I want to be careful here, though, because I think there are just two unhelpful responses to everything that I've just described.
The first unhelpful response is panic.
The idea that damage is done, that the deficit is too deep, that there is, you know, really nothing to influence anymore, that is just simply not true.
The hormonal system is responsive and robust. The adrenals can rebuild. I am living proof of that.
Progesterone can be supported. The stress response can be retained. The body is not in a fixed state. It's in a dynamic one, constantly changing. And the second unhelpful response is bypassing the biology to get to the supplements.
Looking for the protocol that will fix the numbers without addressing what is really draining them. That approach works partially and temporarily, but frankly, it's expensive and it's a waste of time.
And then the drain actually eventually wins. So, the path that actually moves the needle starts upstream. It starts with identifying what is still feeding the cortisol load, the chronic accommodation, the background activation, the years of output without replenishment, because until that drip slows down, anything you add to support the hormonal system is fighting a current that hasn't been addressed. And from there, we move on to regulation.
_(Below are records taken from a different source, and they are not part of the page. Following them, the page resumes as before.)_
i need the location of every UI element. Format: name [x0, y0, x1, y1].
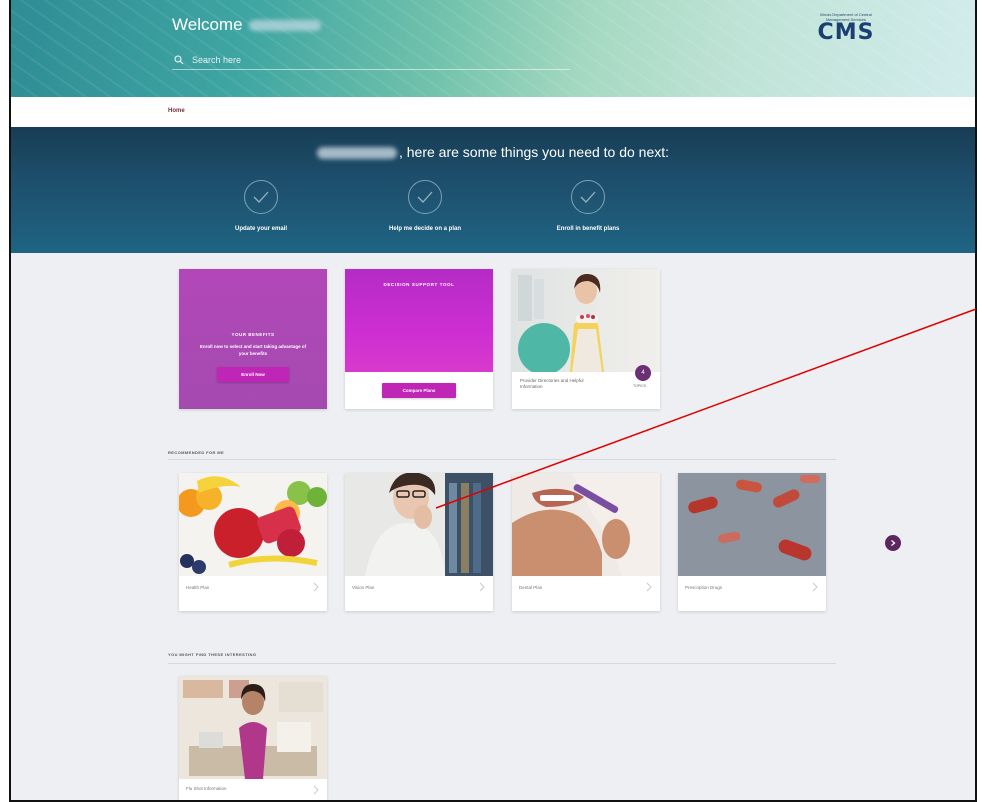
- step-enroll[interactable]: Enroll in benefit plans: [518, 180, 658, 232]
- chevron-right-icon[interactable]: [311, 581, 321, 593]
- benefits-title: YOUR BENEFITS: [231, 332, 275, 337]
- search-input[interactable]: [192, 54, 552, 65]
- cms-logo[interactable]: Illinois Department of Central Managemen…: [809, 12, 883, 44]
- header: Welcome Illinois Department of Central M…: [11, 0, 975, 97]
- next-steps-title: , here are some things you need to do ne…: [11, 144, 975, 160]
- vision-plan-tile[interactable]: Vision Plan: [345, 473, 493, 611]
- tile-label: Dental Plan: [519, 585, 543, 590]
- step-label: Update your email: [234, 226, 287, 232]
- redacted-username: [248, 20, 321, 32]
- chevron-right-icon: [891, 540, 896, 546]
- search-icon[interactable]: [174, 55, 184, 65]
- provider-directories-card[interactable]: Provider Directories and Helpful Informa…: [512, 269, 660, 409]
- topics-count-badge: 4: [635, 365, 651, 381]
- check-circle-icon: [408, 180, 442, 214]
- recommended-divider: [168, 459, 836, 460]
- step-update-email[interactable]: Update your email: [191, 180, 331, 232]
- redacted-username: [316, 147, 397, 160]
- flu-shot-photo: [179, 676, 327, 779]
- search-bar[interactable]: [172, 50, 570, 70]
- tile-label: Health Plan: [186, 585, 210, 590]
- vision-plan-photo: [345, 473, 493, 576]
- tile-label: Flu Shot Information: [186, 786, 227, 791]
- decision-support-footer: Compare Plans: [345, 372, 493, 409]
- decision-support-card: DECISION SUPPORT TOOL Compare Plans: [345, 269, 493, 409]
- welcome-heading: Welcome: [172, 15, 321, 35]
- interesting-heading: YOU MIGHT FIND THESE INTERESTING: [168, 652, 257, 657]
- step-help-decide[interactable]: Help me decide on a plan: [355, 180, 495, 232]
- provider-photo: [512, 269, 660, 372]
- dental-plan-tile[interactable]: Dental Plan: [512, 473, 660, 611]
- breadcrumb-home[interactable]: Home: [168, 108, 185, 114]
- provider-caption: Provider Directories and Helpful Informa…: [520, 378, 584, 389]
- carousel-next-button[interactable]: [885, 535, 901, 551]
- decision-support-title: DECISION SUPPORT TOOL: [383, 282, 455, 287]
- topics-label: TOPICS: [633, 384, 646, 388]
- step-label: Help me decide on a plan: [388, 226, 462, 232]
- compare-plans-button[interactable]: Compare Plans: [382, 383, 456, 398]
- health-plan-tile[interactable]: Health Plan: [179, 473, 327, 611]
- logo-text: CMS: [817, 20, 875, 45]
- next-steps-banner: , here are some things you need to do ne…: [11, 127, 975, 253]
- check-circle-icon: [571, 180, 605, 214]
- check-circle-icon: [244, 180, 278, 214]
- welcome-label: Welcome: [172, 15, 243, 34]
- enroll-now-button[interactable]: Enroll Now: [217, 367, 289, 382]
- flu-shot-tile[interactable]: Flu Shot Information: [179, 676, 327, 800]
- chevron-right-icon[interactable]: [311, 784, 321, 796]
- tile-label: Vision Plan: [352, 585, 375, 590]
- prescription-drugs-tile[interactable]: Prescription Drugs: [678, 473, 826, 611]
- benefits-card: YOUR BENEFITS Enroll now to select and s…: [179, 269, 327, 409]
- tile-label: Prescription Drugs: [685, 585, 723, 590]
- recommended-heading: RECOMMENDED FOR ME: [168, 450, 225, 455]
- chevron-right-icon[interactable]: [644, 581, 654, 593]
- chevron-right-icon[interactable]: [477, 581, 487, 593]
- breadcrumb-bar: Home: [11, 97, 975, 127]
- decision-support-header: DECISION SUPPORT TOOL: [345, 269, 493, 372]
- chevron-right-icon[interactable]: [810, 581, 820, 593]
- health-plan-photo: [179, 473, 327, 576]
- browser-frame: Welcome Illinois Department of Central M…: [9, 0, 977, 802]
- interesting-divider: [168, 663, 836, 664]
- benefits-description: Enroll now to select and start taking ad…: [199, 344, 307, 356]
- step-label: Enroll in benefit plans: [556, 226, 620, 232]
- next-steps-title-text: , here are some things you need to do ne…: [398, 144, 670, 160]
- dental-plan-photo: [512, 473, 660, 576]
- prescription-drugs-photo: [678, 473, 826, 576]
So, genuinely retaining the HPA axis.
And then there's the restoration piece, the gut, the liver, the adrenal reserves, the progesterone. This is the sequence. It is intentional and it works, not quickly, but measurably, trackably, in the labs over time, you know? And you did not arrive at early perimenopause because your body failed you. I promise you. Your body is not the enemy here. You arrived here because your body gave everything it had for a very, very long time, and the reserves just simply ground low. The gas tank is low. That is a solvable problem. It requires addressing the right things in the right order, though.
And I want to say something to the women who are listening to this and are recognizing themselves and feeling underneath the recognition a kind of, frankly, grief.
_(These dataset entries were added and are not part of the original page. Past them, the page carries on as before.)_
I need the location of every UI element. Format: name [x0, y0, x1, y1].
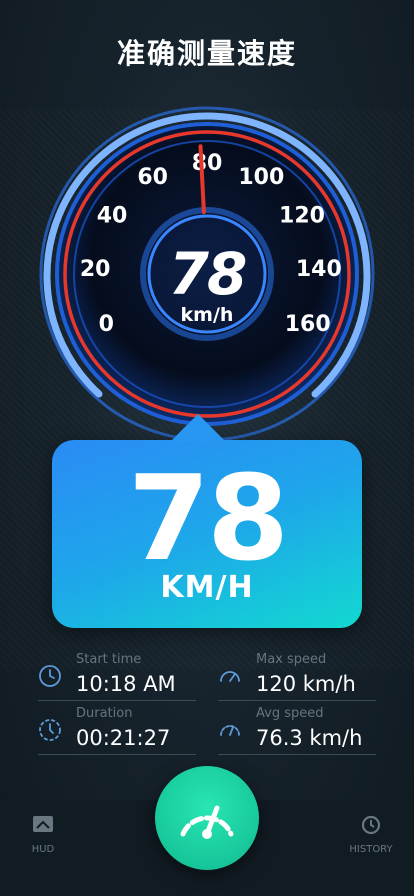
trip-stats: Start time 10:18 AM Max speed 120 km/h D…	[0, 648, 414, 772]
speed-display-card: 78 KM/H	[52, 414, 362, 628]
divider	[218, 700, 376, 701]
nav-history-label: HISTORY	[349, 844, 393, 855]
stat-duration: Duration 00:21:27	[38, 702, 198, 756]
divider	[38, 700, 196, 701]
divider	[218, 754, 376, 755]
history-icon	[361, 815, 381, 835]
speedometer-icon	[180, 805, 234, 839]
nav-hud[interactable]: HUD	[8, 814, 78, 855]
nav-history[interactable]: HISTORY	[336, 814, 406, 855]
big-speed-unit: KM/H	[160, 570, 254, 605]
stat-avg-speed-label: Avg speed	[256, 706, 324, 721]
clock-icon	[39, 665, 61, 687]
stat-avg-speed-value: 76.3 km/h	[256, 726, 363, 750]
gauge-tick-label: 60	[137, 165, 168, 190]
speedometer-button[interactable]	[155, 766, 259, 870]
gauge-tick-label: 100	[238, 165, 284, 190]
stat-start-time-value: 10:18 AM	[76, 672, 176, 696]
gauge-tick-label: 80	[192, 151, 223, 176]
speedometer-icon	[220, 725, 240, 736]
big-speed-value: 78	[127, 449, 289, 587]
divider	[38, 754, 196, 755]
stat-duration-label: Duration	[76, 706, 133, 721]
stat-avg-speed: Avg speed 76.3 km/h	[218, 702, 378, 756]
speedometer-icon	[220, 671, 240, 682]
stat-max-speed-label: Max speed	[256, 652, 327, 667]
speedometer-gauge: 0 20 40 60 80 100 120 140 160 78 km/h	[37, 106, 377, 452]
stat-start-time-label: Start time	[76, 652, 142, 667]
stat-max-speed: Max speed 120 km/h	[218, 648, 378, 702]
stat-max-speed-value: 120 km/h	[256, 672, 356, 696]
gauge-speed-unit: km/h	[180, 304, 234, 326]
gauge-tick-label: 40	[97, 204, 128, 229]
timer-icon	[39, 719, 61, 741]
nav-hud-label: HUD	[31, 844, 55, 855]
gauge-speed-value: 78	[168, 240, 248, 308]
hud-icon	[33, 816, 53, 832]
stat-duration-value: 00:21:27	[76, 726, 171, 750]
stat-start-time: Start time 10:18 AM	[38, 648, 198, 702]
page-title: 准确测量速度	[116, 37, 297, 70]
gauge-tick-label: 120	[279, 204, 325, 229]
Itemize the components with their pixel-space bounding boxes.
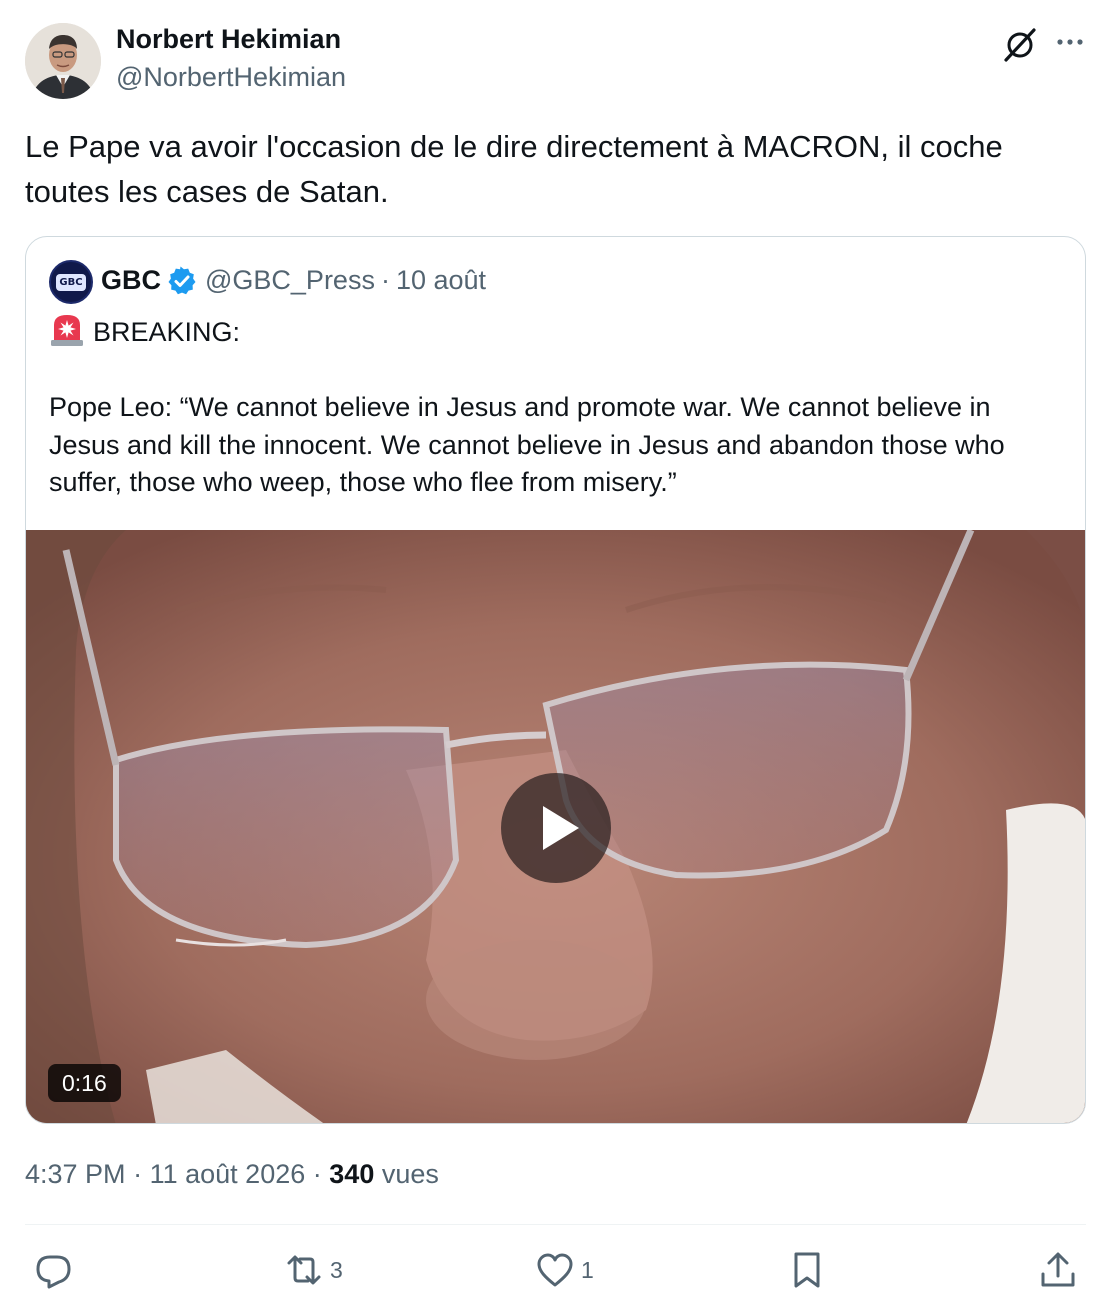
quoted-avatar-logo: GBC <box>56 273 86 291</box>
reply-button[interactable] <box>34 1248 74 1292</box>
quoted-avatar[interactable]: GBC <box>49 260 93 304</box>
reply-icon <box>36 1255 71 1289</box>
like-icon <box>537 1253 573 1287</box>
tweet-meta: 4:37 PM · 11 août 2026 · 340 vues <box>25 1159 439 1190</box>
grok-icon[interactable] <box>1000 24 1040 64</box>
quoted-handle[interactable]: @GBC_Press <box>205 265 375 296</box>
author-avatar[interactable] <box>25 23 101 99</box>
quoted-separator: · <box>380 265 390 295</box>
retweet-button[interactable]: 3 <box>284 1248 343 1292</box>
like-button[interactable]: 1 <box>535 1248 594 1292</box>
play-icon <box>543 806 579 850</box>
quoted-tweet-card[interactable]: GBC GBC @GBC_Press · 10 août BREAKING: P… <box>25 236 1086 1124</box>
quoted-date[interactable]: 10 août <box>396 265 486 296</box>
verified-icon <box>167 266 197 296</box>
siren-emoji-icon <box>49 313 85 347</box>
video-duration: 0:16 <box>48 1064 121 1102</box>
meta-separator: · <box>312 1159 322 1189</box>
bookmark-button[interactable] <box>787 1248 827 1292</box>
quoted-body: BREAKING: Pope Leo: “We cannot believe i… <box>49 313 1059 502</box>
retweet-icon <box>287 1255 321 1285</box>
author-handle[interactable]: @NorbertHekimian <box>116 62 346 93</box>
views-count: 340 <box>329 1159 375 1189</box>
like-count: 1 <box>581 1256 594 1283</box>
quoted-name[interactable]: GBC <box>101 265 161 296</box>
video-player[interactable]: 0:16 <box>26 530 1085 1123</box>
share-icon <box>1041 1252 1075 1287</box>
bookmark-icon <box>794 1252 820 1288</box>
retweet-count: 3 <box>330 1256 343 1283</box>
breaking-label: BREAKING: <box>93 317 241 347</box>
meta-separator: · <box>133 1159 143 1189</box>
share-button[interactable] <box>1038 1248 1078 1292</box>
quoted-quote-text: Pope Leo: “We cannot believe in Jesus an… <box>49 392 1005 497</box>
author-name[interactable]: Norbert Hekimian <box>116 24 341 55</box>
tweet-text: Le Pape va avoir l'occasion de le dire d… <box>25 129 1003 209</box>
tweet-date[interactable]: 11 août 2026 <box>150 1159 306 1189</box>
more-icon[interactable] <box>1052 24 1088 60</box>
divider <box>25 1224 1086 1225</box>
quoted-header: GBC @GBC_Press · 10 août <box>101 265 486 296</box>
tweet-time[interactable]: 4:37 PM <box>25 1159 126 1189</box>
play-button[interactable] <box>501 773 611 883</box>
views-label: vues <box>381 1159 439 1189</box>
You know, there's the grief of having spent years trying to figure it out what was wrong, of being told your labs were normal when your body was clearly telling a different story, of managing and pushing through and performing fine, {quote} {unquote}, while something was quietly shifting underneath. You knew it all along and you weren't wrong.
That grief of not being recognized and heard is valid, and I don't want to rush past that.
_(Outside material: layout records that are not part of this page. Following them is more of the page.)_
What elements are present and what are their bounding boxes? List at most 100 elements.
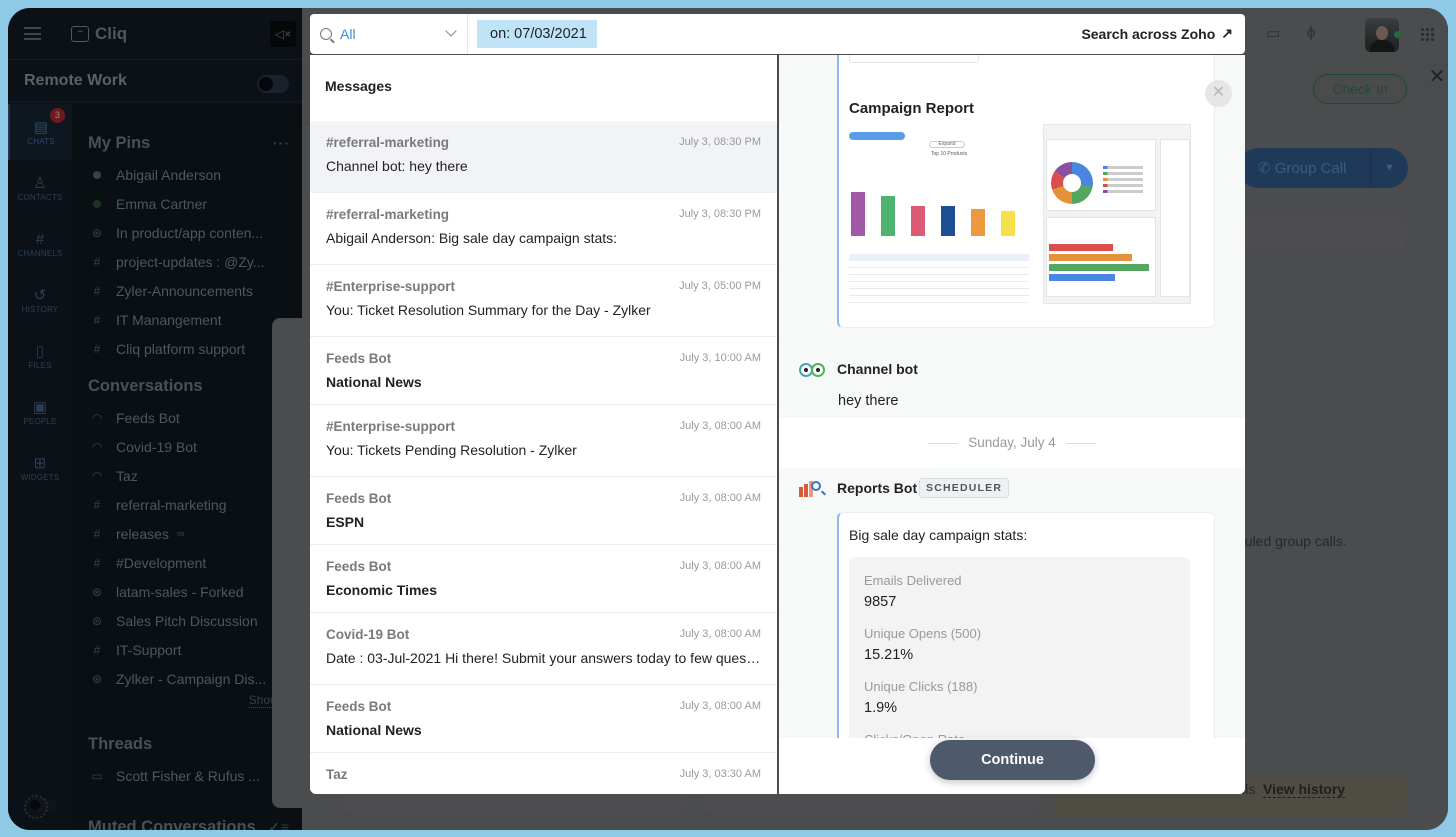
- item-label: project-updates : @Zy...: [116, 253, 265, 270]
- hash-icon: #: [93, 555, 101, 570]
- result-time: July 3, 05:00 PM: [679, 280, 761, 292]
- item-label: Zyler-Announcements: [116, 282, 253, 299]
- pin-item[interactable]: # Cliq platform support: [72, 334, 302, 363]
- section-title: Threads: [88, 734, 153, 753]
- close-icon[interactable]: ✕: [1422, 62, 1448, 92]
- search-result-row[interactable]: Feeds Bot July 3, 08:00 AM ESPN: [310, 477, 777, 545]
- search-result-row[interactable]: #Enterprise-support July 3, 05:00 PM You: …: [310, 265, 777, 337]
- search-across-zoho-label: Search across Zoho: [1081, 25, 1216, 42]
- thumb-heading: Top 10 Products: [931, 151, 968, 157]
- pin-item[interactable]: # project-updates : @Zy...: [72, 247, 302, 276]
- pin-item[interactable]: ⊛ In product/app conten...: [72, 218, 302, 247]
- item-label: latam-sales - Forked: [116, 583, 244, 600]
- date-separator-label: Sunday, July 4: [968, 435, 1056, 450]
- conversation-item[interactable]: # IT-Support: [72, 635, 302, 664]
- rail-item-chats[interactable]: ▤ CHATS 3: [8, 104, 72, 160]
- hash-icon: #: [93, 497, 101, 512]
- pin-item[interactable]: # IT Manangement: [72, 305, 302, 334]
- rail-item-channels[interactable]: # CHANNELS: [8, 216, 72, 272]
- integrations-plug-icon[interactable]: ϕ: [1307, 24, 1315, 41]
- thumb-bar: [941, 206, 955, 236]
- apps-grid-icon[interactable]: [1420, 27, 1434, 41]
- reports-bot-name: Reports Bot: [837, 480, 918, 496]
- group-call-button[interactable]: ✆ Group Call ▼: [1238, 148, 1408, 188]
- contacts-icon: ♙: [33, 174, 47, 192]
- view-history-link[interactable]: View history: [1263, 781, 1346, 798]
- group-icon: ⊛: [91, 671, 103, 686]
- group-call-label: ✆ Group Call: [1238, 159, 1370, 177]
- online-dot-icon: [93, 199, 101, 208]
- search-across-zoho-button[interactable]: Search across Zoho ↗: [1081, 25, 1233, 42]
- check-in-button[interactable]: Check In: [1313, 74, 1407, 104]
- remote-work-toggle[interactable]: [257, 75, 289, 93]
- search-result-row[interactable]: #Enterprise-support July 3, 08:00 AM You: …: [310, 405, 777, 477]
- rail-item-history[interactable]: ↺ HISTORY: [8, 272, 72, 328]
- report-thumbnail-products[interactable]: Expand Top 10 Products: [849, 128, 1029, 304]
- conversation-item[interactable]: ◠Taz1: [72, 461, 302, 490]
- rail-label: WIDGETS: [20, 472, 60, 482]
- mute-notifications-icon[interactable]: ◁×: [270, 21, 296, 47]
- thumb-hbar: [1049, 274, 1115, 281]
- pins-header: My Pins ···: [72, 126, 302, 160]
- thumb-legend: [1103, 166, 1143, 169]
- conversation-item[interactable]: ⊛ Zylker - Campaign Dis...: [72, 664, 302, 693]
- people-icon: ▣: [32, 398, 48, 416]
- thread-item[interactable]: ▭ Scott Fisher & Rufus ...: [72, 761, 302, 790]
- hamburger-menu-icon[interactable]: [24, 27, 41, 40]
- search-result-row[interactable]: #referral-marketing July 3, 08:30 PM Abiga…: [310, 193, 777, 265]
- pin-item[interactable]: Emma Cartner: [72, 189, 302, 218]
- rail-item-people[interactable]: ▣ PEOPLE: [8, 384, 72, 440]
- thumb-bar: [911, 206, 925, 236]
- show-all-link[interactable]: Show all: [72, 693, 302, 715]
- search-scope-dropdown[interactable]: All: [310, 14, 468, 54]
- conversation-item[interactable]: ⊛ latam-sales - Forked: [72, 577, 302, 606]
- stats-intro: Big sale day campaign stats:: [849, 527, 1028, 543]
- conversation-item[interactable]: # releases ∞: [72, 519, 302, 548]
- rail-item-contacts[interactable]: ♙ CONTACTS: [8, 160, 72, 216]
- search-result-row[interactable]: Covid-19 Bot July 3, 08:00 AM Date : 03-Ju…: [310, 613, 777, 685]
- pin-item[interactable]: Abigail Anderson: [72, 160, 302, 189]
- conversation-item[interactable]: # referral-marketing: [72, 490, 302, 519]
- pin-item[interactable]: # Zyler-Announcements: [72, 276, 302, 305]
- search-result-row[interactable]: Feeds Bot July 3, 10:00 AM National News: [310, 337, 777, 405]
- stat-item: Unique Opens (500) 15.21%: [864, 626, 981, 663]
- conversation-item[interactable]: # #Development: [72, 548, 302, 577]
- conversation-item[interactable]: ◠Feeds Bot4: [72, 403, 302, 432]
- close-preview-button[interactable]: ✕: [1205, 80, 1232, 107]
- result-message: Abigail Anderson: Big sale day campaign …: [326, 230, 618, 246]
- search-result-row[interactable]: #referral-marketing July 3, 08:30 PM Chann…: [310, 121, 777, 193]
- app-logo: ··· Cliq: [71, 24, 127, 44]
- more-options-icon[interactable]: ···: [273, 135, 290, 151]
- conversation-item[interactable]: ◠Covid-19 Bot1: [72, 432, 302, 461]
- chat-list: My Pins ··· Abigail Anderson Emma Cartne…: [72, 104, 302, 830]
- search-result-row[interactable]: Feeds Bot July 3, 08:00 AM National News: [310, 685, 777, 753]
- thumb-hbar: [1049, 254, 1132, 261]
- search-bar: All on: 07/03/2021 Search across Zoho ↗: [310, 14, 1245, 54]
- caret-down-icon[interactable]: ▼: [1370, 148, 1408, 188]
- rail-item-files[interactable]: ▯ FILES: [8, 328, 72, 384]
- chat-icon: ▤: [33, 118, 49, 136]
- thumb-hbar: [1049, 244, 1113, 251]
- result-time: July 3, 10:00 AM: [679, 352, 761, 364]
- card-top-field: [849, 55, 979, 63]
- rail-item-widgets[interactable]: ⊞ WIDGETS: [8, 440, 72, 496]
- conversation-item[interactable]: ⊛ Sales Pitch Discussion: [72, 606, 302, 635]
- calendar-icon[interactable]: ▭: [1266, 24, 1280, 42]
- thumb-legend: [1103, 184, 1143, 187]
- search-result-row[interactable]: Feeds Bot July 3, 08:00 AM Economic Times: [310, 545, 777, 613]
- result-time: July 3, 08:00 AM: [679, 420, 761, 432]
- search-query-chip[interactable]: on: 07/03/2021: [477, 20, 597, 48]
- result-time: July 3, 08:00 AM: [679, 492, 761, 504]
- continue-button[interactable]: Continue: [930, 740, 1095, 780]
- campaign-report-card: Campaign Report Expand Top 10 Products: [837, 55, 1215, 328]
- report-thumbnail-dashboard[interactable]: [1043, 124, 1191, 304]
- section-title: My Pins: [88, 133, 151, 152]
- mark-read-icon[interactable]: ✓≡: [268, 819, 290, 831]
- status-dot-icon: [93, 170, 101, 179]
- theme-toggle[interactable]: [24, 795, 56, 819]
- result-message: Channel bot: hey there: [326, 158, 468, 174]
- thumb-donut-chart: [1051, 162, 1093, 204]
- app-name: Cliq: [95, 23, 128, 43]
- hash-icon: #: [93, 341, 101, 356]
- search-result-row[interactable]: Taz July 3, 03:30 AM: [310, 753, 777, 794]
But I also want you to hear this. The fact that you can see the pattern now, the fact that you have been You now have a language for what your body's been experiencing, that is not a small thing. That is the beginning of something different, and that's where you take your power back, and you do not have to remain a victim.
You did not do anything wrong. You were running the best program you had, frankly. You were showing up for everyone who needed you the way you were built to do, and the way you're naturally just so good at doing, and your body responded the way bodies do, by prioritizing survival over balance. Now it's asking for something back. Not perfection, just attention. Just the same quality of presence you give everyone else, tuned inward. Finally tuned inward for long enough to actually see what's there.
Your body is telling the truth, and it has been for a very, very long time, and now you have more of the language and the context to hear it and understand it.
The world, frankly, needs what you have to give, and you need to be well resourced to give it. We are in this together, all you helpers out there and everyone else. Take care of yourself.